What is containerization#

A container is a package that simulates the underlying operating system and is packaged with all the dependecies that your application need to run. Unlike a Virtual Machine that simulates and virtualise the underlying hardware, a container only virtualise the OS. They provide a way to package applications with required dependencies that is seperated from the host OS. This enables the application to run out-of-the-box despite running on a different underlying enviroment other than the one its was compiled on. Containers basically act as lightweight VMs and they share the underlying OS.

Let me explain this in the simplest way possible. A developer builds an application that is supposed to run in an ubuntu 22.04. This basically means that if the developer wants to run the appplication in on another machine, they need to make sure that the target machine has the same operating system and dependencies installed. With the cloud, this issue is easy to reslove because you can get a VM on demand for a specified environment. Things get sticky when the application is being built collaboratively and the other developers have a different enviroment(windows is a good example) than the target enviroment. This makes it practically impossible run or test the application as Linux and windows dependencies are not compatible.

With containerization, the developer will just package the application in a container with all the dependencies required for the app to run alongside the runtime of choice(OS). If they were to share the application/code with another developer, all he/she needs is a container runtime enviroment(daemon) and the application will run out-of-the-box.

Origin of containers#

When we mention containers, what comes to mind to most is Docker. There are so many types of containers and the best way to learn either of the exhaustive list of types of containers is to understand the underlying technlogy behind. The concept of containerization dates back to chroot systemcall in Unix. This syscall allowed processes to change their root directory leading to isolation from the filesystem.

chroot#

Chroot is the first concept that led to the conception of container technology. It is used to change the root directory(/) of the current running process and its child processes.

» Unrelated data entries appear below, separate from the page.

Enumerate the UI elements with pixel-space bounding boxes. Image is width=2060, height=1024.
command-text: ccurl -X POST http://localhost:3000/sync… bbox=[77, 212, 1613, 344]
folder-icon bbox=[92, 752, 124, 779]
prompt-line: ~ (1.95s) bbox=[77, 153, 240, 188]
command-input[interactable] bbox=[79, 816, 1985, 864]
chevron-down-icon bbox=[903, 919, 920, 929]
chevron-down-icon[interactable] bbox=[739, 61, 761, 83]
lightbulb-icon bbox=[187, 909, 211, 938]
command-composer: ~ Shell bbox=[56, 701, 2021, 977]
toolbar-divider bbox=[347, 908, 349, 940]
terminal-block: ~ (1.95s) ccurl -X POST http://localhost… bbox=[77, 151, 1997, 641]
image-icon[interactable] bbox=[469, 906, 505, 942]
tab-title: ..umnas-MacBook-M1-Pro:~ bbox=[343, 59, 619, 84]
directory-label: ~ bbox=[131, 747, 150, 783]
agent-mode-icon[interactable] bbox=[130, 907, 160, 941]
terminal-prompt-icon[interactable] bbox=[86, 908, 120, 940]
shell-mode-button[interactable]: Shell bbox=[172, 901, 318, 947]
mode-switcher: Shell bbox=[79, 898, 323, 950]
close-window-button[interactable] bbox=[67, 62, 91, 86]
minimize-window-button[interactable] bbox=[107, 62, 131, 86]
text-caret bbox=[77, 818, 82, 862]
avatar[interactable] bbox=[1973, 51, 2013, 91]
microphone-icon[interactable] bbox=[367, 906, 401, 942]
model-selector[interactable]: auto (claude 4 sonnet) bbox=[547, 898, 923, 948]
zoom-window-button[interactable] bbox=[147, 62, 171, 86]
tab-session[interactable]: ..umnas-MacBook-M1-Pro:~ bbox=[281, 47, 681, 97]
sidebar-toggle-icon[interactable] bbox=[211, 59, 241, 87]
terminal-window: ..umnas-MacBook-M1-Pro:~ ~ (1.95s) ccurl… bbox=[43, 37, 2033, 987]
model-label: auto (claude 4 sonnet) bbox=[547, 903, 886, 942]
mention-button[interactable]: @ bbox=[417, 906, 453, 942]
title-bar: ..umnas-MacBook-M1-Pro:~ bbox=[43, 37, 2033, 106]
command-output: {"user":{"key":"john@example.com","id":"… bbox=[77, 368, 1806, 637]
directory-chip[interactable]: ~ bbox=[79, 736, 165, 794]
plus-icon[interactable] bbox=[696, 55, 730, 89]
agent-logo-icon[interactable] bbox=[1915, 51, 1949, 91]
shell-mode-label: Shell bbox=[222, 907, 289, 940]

  • Your current working directory could be /home/myfiles and using chroot we can restrict the process we are running to that directory.
  • The change creates a restricted enviroment referred to as a chroot jail or jailed directory where the processes are limited to accessing only files within the new directory.
  • The tools is useful for:
    • Creating a test enviroment: Developers can create an isolated test environment for softwares without damaging the main system.
    • System Recovery Chroot can be used to repair a broken system such a repairing file systems or password recovery.
    • Reinstalling the Bootloader: If the bootloader is corrupted, chroot allows you to access the system enviroment to reinstall or repair it without affecting the main root system.
# Chroot syntax
$ chroot /path-to-new-root-dir  command-to-jail

# alternative
$ chroot /path-to-new-root-dir /path-to-server-process

The syntax above shows the basic usage of the chroot command in any Unix or Unix-like systems. We can also use comand options or flags. The concept of process isolation is heavily used in containerization. In 2000 FreeBSD introduced jails that was a build up of chroot and allowed for advanced isolation by allowing multiple indipendent enviroments on a single system complete with their own user and network configurations. These concepts brought about the idea of process isolation but was not the full blown idea of containerization

Cgroups#

A Control group is a Linux feature that limits, accounts for and isolates resource usage of a single or collection of processes. Some of the resouces include, CPU, memory, network, disk I/O etc.. Control groups are used to control how much a given resouce can be used by a process or set of processes.They are the key componet in a container because there are multiple processes running in a container and the usage of each has to be curbed to avoid resource over usage by a process. They enable fine-grained control over system reource allocation for groups and processes

NameSpaces#

Namespaces are a feature found in Linux that offer isolation of system resources to different specified processes. They give an illussion that a process has its private instance of a resource. This could be resources such as filesystems, processID and network intefaces.

There are multiple types of Namespaces: Note: for better understanding, in the explanations below, we will use room as a representative of an isolated enviroment with dedicated resources. 1.Process ID namespace sets a process ID to processes for identification and makes sure that a process in one ‘room’ does not know about another. 2.Unix Timesharing system(UTS) Namespace Isolates hostnames and domain names. allow each ‘room’ to have its own hostname and domain name and the hostname can be renamed without affecting the host OS 3.Inter-process Communication (IPC) Namespace Seperates shared resources such asshared memory and message queues and ensure that such resources are not accessible to other rooms. 4.Network Namespace Isolates network interphases, Internet protocol address(IP) and ensures that each room has its own network configurations. 5.User namepaces Isolates users and group ID’s. A process can have root priviledges in one room but not in the main host OS 6. Cgroup Namespace Makes a ‘room’ ’think’ it has its own set of resources by isolating its own set of reources.

Together, namespaces and Cgroups form the backbone of container technology, enabling secure and efficient application deployment in modern cloud environments. Some examples of container technology is Docker, Kubernetes, Podman, and LXD.